Nicolas Sarkozy et Ségolène Royal sont donc les deux candidats qui se sont qualifiés pour le deuxième tour, arrivant respectivement premier (avec 31,18 % des voix) et deuxième (avec 25,87 %) au premier tour. Les Français se sont énormément mobilisés pour ce scrutin, prouvant l'intérêt que les audiences et les ventes de presse liées à la couverture de la présidentielle laissait entrevoir. Avec une abstention de 16,23 %, ces présidentielles montrent bien que les Français se réapproprient la chose publique. Autre motif de satisfaction : la forte baisse des partis extrémistes, avec Jean-Marie Le Pen qui n'obtient plus que 10,44 % des voix, l'extrème gauche et les autres petis partis étant systématiquement en dessous des 5 %. Ainsi, on assiste à l'acte de décès du Parti Communiste, qui n'aura désormais comme seule ambition viable que celle de se fondre dans une hypothétique union des opuscules d'extrème gauche. Avec 18,57 % des suffrages, François Bayrou n'arrive pas à acceder au second tour. Il clamait pourtant haut et fort à chaque occasion qu'il serait le prochain Président de la République. Mais cela ne l'a pas empêché d'être satisfait, croyant à un rôle de faiseur de roi...
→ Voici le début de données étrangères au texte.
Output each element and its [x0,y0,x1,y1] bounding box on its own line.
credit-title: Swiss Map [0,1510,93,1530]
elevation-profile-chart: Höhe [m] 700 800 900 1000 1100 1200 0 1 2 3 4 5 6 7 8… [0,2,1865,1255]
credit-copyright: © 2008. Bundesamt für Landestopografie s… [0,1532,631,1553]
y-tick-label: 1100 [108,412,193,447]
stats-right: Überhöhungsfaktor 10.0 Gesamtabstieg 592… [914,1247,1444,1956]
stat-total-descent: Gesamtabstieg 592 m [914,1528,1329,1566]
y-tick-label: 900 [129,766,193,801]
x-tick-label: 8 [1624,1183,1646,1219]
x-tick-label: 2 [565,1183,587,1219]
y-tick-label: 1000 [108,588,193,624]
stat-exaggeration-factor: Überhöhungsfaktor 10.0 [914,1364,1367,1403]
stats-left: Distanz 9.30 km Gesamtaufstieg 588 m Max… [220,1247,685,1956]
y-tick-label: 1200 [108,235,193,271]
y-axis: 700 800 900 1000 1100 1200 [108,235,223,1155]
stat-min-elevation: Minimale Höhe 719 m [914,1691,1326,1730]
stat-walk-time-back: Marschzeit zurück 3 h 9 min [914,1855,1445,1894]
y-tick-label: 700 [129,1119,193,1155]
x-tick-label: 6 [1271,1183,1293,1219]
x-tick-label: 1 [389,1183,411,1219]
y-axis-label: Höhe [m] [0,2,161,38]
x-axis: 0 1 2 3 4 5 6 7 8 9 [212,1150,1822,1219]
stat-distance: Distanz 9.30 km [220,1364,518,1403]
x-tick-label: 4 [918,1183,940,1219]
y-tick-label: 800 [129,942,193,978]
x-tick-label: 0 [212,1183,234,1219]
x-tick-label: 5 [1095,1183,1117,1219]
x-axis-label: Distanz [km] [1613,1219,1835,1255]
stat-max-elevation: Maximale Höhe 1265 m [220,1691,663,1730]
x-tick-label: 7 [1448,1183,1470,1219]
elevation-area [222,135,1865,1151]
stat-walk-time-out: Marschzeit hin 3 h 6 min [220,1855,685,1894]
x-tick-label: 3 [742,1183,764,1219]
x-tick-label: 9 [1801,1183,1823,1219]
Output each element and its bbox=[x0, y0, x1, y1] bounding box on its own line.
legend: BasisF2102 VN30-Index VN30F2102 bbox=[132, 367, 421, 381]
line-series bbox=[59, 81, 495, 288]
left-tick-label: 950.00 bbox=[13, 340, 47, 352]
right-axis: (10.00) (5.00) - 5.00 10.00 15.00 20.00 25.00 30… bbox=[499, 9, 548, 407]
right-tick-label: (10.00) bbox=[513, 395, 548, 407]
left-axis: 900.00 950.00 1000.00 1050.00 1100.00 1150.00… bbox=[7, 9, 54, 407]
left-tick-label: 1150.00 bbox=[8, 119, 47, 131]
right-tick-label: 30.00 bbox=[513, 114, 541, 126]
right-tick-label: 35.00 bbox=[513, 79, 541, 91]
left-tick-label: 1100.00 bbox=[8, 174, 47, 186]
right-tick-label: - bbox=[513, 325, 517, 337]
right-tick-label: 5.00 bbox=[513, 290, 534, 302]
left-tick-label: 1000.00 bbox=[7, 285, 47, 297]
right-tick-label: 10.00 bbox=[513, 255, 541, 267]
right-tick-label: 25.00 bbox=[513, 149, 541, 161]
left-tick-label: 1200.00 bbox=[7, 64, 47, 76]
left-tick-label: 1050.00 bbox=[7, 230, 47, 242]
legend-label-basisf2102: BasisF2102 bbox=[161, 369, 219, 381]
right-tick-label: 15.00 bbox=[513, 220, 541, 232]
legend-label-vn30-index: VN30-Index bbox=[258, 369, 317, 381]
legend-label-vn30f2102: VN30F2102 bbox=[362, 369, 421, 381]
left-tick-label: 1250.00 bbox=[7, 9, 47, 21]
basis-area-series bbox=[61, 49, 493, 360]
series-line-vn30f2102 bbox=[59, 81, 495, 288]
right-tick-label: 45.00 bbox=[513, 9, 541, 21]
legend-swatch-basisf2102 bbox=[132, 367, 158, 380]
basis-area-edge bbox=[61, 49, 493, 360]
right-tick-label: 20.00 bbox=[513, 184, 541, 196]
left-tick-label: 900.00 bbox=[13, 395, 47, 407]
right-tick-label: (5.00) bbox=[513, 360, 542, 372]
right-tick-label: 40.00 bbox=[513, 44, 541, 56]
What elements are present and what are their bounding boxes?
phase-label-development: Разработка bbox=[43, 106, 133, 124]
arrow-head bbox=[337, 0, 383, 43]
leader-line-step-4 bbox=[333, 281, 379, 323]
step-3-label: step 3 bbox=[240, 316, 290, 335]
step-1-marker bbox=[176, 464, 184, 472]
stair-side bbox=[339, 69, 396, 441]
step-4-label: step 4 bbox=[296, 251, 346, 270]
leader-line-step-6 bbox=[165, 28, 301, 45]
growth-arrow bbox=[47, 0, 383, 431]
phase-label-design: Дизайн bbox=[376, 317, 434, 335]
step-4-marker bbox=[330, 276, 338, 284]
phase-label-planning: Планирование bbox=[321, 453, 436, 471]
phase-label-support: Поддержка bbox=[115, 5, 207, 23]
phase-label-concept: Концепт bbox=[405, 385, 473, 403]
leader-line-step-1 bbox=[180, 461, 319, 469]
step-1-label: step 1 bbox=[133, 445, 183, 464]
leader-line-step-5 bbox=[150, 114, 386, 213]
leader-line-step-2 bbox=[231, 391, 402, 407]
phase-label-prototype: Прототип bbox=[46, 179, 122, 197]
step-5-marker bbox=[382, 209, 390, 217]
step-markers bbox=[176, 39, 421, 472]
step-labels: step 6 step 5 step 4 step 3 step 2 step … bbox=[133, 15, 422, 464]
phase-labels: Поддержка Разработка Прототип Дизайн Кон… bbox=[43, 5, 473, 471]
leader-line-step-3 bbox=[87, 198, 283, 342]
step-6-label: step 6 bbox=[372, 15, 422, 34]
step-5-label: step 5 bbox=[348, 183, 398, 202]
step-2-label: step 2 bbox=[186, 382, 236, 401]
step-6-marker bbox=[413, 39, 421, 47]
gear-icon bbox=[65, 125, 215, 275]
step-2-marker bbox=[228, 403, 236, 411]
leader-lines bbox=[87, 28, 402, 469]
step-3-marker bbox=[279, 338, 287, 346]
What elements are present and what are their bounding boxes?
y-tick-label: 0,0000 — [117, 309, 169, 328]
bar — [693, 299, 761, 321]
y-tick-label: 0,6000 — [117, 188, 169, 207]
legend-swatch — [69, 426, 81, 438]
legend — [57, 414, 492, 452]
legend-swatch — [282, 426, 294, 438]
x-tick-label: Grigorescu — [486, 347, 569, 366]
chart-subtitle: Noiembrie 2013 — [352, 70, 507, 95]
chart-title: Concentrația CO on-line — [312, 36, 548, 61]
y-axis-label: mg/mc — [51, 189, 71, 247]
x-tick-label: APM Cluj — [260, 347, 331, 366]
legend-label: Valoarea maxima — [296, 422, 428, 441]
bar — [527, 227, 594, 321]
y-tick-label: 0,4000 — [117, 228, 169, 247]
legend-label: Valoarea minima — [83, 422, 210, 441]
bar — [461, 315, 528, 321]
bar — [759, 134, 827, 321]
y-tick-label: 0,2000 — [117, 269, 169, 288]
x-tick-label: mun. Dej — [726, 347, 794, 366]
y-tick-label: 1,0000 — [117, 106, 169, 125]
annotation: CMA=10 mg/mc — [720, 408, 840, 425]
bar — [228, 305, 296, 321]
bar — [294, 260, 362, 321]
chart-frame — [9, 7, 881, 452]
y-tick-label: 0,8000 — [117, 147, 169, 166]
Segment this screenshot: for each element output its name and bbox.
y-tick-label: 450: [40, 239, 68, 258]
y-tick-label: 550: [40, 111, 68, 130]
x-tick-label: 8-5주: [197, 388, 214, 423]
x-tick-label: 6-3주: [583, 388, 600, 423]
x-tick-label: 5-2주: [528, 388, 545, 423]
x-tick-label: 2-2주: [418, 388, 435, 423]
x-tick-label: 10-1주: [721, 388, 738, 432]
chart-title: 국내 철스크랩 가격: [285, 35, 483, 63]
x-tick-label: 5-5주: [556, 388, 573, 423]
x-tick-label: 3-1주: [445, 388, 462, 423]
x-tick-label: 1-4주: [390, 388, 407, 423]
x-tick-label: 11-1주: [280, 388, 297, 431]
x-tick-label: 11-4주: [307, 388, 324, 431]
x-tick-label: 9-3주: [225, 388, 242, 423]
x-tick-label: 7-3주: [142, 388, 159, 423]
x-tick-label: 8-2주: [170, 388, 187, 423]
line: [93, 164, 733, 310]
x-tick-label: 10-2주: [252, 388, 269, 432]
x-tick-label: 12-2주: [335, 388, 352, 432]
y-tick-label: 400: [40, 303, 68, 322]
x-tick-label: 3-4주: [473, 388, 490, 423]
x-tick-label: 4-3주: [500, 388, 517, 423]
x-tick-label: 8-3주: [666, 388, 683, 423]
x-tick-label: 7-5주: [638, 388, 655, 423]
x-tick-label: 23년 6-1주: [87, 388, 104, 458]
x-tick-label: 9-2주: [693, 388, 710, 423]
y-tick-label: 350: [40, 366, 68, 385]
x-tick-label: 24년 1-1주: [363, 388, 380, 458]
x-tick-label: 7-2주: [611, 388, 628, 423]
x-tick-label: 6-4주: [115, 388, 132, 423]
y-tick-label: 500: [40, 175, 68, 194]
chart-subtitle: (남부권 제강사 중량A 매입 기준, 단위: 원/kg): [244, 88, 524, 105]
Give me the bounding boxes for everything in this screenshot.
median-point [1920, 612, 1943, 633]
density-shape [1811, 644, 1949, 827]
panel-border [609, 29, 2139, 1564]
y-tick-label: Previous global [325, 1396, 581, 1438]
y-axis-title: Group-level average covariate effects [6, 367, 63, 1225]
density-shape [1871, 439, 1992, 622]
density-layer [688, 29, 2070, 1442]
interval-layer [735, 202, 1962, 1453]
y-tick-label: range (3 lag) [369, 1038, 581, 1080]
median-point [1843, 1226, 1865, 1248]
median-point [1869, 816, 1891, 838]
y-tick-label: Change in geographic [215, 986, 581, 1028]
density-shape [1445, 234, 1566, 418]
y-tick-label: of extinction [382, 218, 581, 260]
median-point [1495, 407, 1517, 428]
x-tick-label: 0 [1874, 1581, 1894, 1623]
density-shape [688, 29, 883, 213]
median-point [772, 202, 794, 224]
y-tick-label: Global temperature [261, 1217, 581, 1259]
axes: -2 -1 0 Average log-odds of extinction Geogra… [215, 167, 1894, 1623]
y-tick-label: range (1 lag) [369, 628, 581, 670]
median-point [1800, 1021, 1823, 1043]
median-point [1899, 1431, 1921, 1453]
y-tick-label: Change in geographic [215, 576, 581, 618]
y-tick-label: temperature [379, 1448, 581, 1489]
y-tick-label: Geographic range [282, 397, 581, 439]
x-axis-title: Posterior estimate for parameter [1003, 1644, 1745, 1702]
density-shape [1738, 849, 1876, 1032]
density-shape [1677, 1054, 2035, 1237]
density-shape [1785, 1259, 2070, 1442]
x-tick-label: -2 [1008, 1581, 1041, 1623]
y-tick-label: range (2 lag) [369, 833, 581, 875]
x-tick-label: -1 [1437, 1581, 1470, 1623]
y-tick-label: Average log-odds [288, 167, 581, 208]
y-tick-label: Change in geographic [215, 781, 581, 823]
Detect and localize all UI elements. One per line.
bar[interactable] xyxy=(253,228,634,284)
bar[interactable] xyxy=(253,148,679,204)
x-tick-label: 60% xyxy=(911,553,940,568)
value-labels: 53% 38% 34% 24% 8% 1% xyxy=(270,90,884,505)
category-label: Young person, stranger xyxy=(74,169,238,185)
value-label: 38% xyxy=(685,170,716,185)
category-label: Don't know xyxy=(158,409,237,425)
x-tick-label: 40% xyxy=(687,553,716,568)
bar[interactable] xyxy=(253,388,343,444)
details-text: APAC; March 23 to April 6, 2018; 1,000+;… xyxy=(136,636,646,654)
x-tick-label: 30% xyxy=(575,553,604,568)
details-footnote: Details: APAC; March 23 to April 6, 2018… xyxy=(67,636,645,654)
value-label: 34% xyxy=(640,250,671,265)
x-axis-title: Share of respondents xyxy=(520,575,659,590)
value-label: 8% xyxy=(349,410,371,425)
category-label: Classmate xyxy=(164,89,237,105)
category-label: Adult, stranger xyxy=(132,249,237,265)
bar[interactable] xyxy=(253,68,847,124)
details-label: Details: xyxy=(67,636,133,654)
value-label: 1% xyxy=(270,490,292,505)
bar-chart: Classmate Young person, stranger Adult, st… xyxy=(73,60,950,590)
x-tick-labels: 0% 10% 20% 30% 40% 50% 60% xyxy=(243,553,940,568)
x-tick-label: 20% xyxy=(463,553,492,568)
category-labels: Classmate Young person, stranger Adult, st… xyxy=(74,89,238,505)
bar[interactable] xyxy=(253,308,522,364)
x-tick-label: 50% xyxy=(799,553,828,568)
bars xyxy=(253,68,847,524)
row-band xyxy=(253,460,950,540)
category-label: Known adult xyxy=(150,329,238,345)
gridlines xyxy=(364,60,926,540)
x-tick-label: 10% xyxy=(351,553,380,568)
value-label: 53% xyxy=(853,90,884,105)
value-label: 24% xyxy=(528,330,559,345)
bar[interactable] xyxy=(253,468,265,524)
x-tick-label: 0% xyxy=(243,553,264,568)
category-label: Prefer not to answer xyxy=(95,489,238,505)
Cette présidentielle aura commencé tôt. Nicolas Sarkozy dit avoir commencé sa campagne en 2002, une fois arrivé au ministère de l'Intérieur. On pourrait aussi dire qu'il l'a commencé lorsqu'il est entré en politique, à l'age de 20 ans. Ces cinq dernières années il n'aura eu de cesse de vouloir grimper les marches, se forgeant une popularité résultante de ses actions et ses prises de position, conquérant l'UMP, avant d'être reconnu comme le candidat naturel de son camp. Il aura mené une campagne de premier tour active, n'hésitant pas à être inattendu, réussissant même à reprendre l'initiative lorsqu'il semblait menacé par la montée de François Bayrou. Ce dernier aussi a été en campagne permanente ces cinq dernières années, et pendant ces derniers mois il faut avouer que celle-ci fut bien menée, en réussissant à se trouver un espace entre Nicolas Sarkozy et Ségolène Royal. Il souhaitait éliminer la candidate socialiste au premier tour sans avoir besoin de l'attaquer, et il s'acharnait sur le candidat de la droite dans l'espoir de gagner les voix des déçus de la gauche et de remporter in fine la victoire au soir du deuxième tour. Il n'a pourtant pas pu montrer qu'il aurait une majorité pour l'accompagner en cas de victoire.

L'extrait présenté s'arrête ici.